Sangue - La morte non esiste

Di sicuro un film da guardare con molta attenzione.

Ed io non ce ne ho messa abbastanza.

Mi incuriosiva la regia, per farmi un’idea più ampia su Libero De Rienzo, ed in questo senso “Sangue – La morte non esiste” non delude affatto. Certo, non sarà un film da guardare con gli amici ed i pop corn, ed appare sin dall’inizio COMPLICATO seguire la trama di questo film in tre episodi.

Tant’è vero che la storia dei due protagonisti rimane un punto interrogativo anche dopo i titoli di coda. E quindi forse – se si esclude la scena finale della Messa – non si capisce neppure quale sia il messaggio che il regista vuole passarci.
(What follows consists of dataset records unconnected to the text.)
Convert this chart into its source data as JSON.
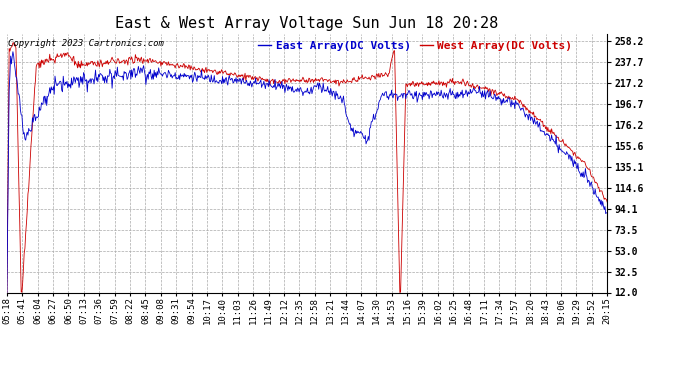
{
  "title": "East & West Array Voltage Sun Jun 18 20:28",
  "copyright": "Copyright 2023 Cartronics.com",
  "legend_east": "East Array(DC Volts)",
  "legend_west": "West Array(DC Volts)",
  "east_color": "#0000cc",
  "west_color": "#cc0000",
  "background_color": "#ffffff",
  "grid_color": "#aaaaaa",
  "yticks": [
    12.0,
    32.5,
    53.0,
    73.5,
    94.1,
    114.6,
    135.1,
    155.6,
    176.2,
    196.7,
    217.2,
    237.7,
    258.2
  ],
  "ylim": [
    12.0,
    265.0
  ],
  "xtick_labels": [
    "05:18",
    "05:41",
    "06:04",
    "06:27",
    "06:50",
    "07:13",
    "07:36",
    "07:59",
    "08:22",
    "08:45",
    "09:08",
    "09:31",
    "09:54",
    "10:17",
    "10:40",
    "11:03",
    "11:26",
    "11:49",
    "12:12",
    "12:35",
    "12:58",
    "13:21",
    "13:44",
    "14:07",
    "14:30",
    "14:53",
    "15:16",
    "15:39",
    "16:02",
    "16:25",
    "16:48",
    "17:11",
    "17:34",
    "17:57",
    "18:20",
    "18:43",
    "19:06",
    "19:29",
    "19:52",
    "20:15"
  ],
  "title_fontsize": 11,
  "axis_fontsize": 7,
  "copyright_fontsize": 6.5,
  "legend_fontsize": 8,
  "line_width": 0.6
}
Ma non è detto che debba essercene necessariamente uno.

È forse per questo motivo che non so quanto di questo film resterà impresso a distanza di tempo, eccezion fatta per lo splendido sorriso di Emanuela Barilozzi (Stella) – bella sorpresa -, la sinergia musica – immagine (che pesa nell’8 dato al regista) e gli accattivanti giochi di luce bianca/nera che aprono e chiudono il film – ne sconsigliamo la visione ad un pubblico di epilettici -.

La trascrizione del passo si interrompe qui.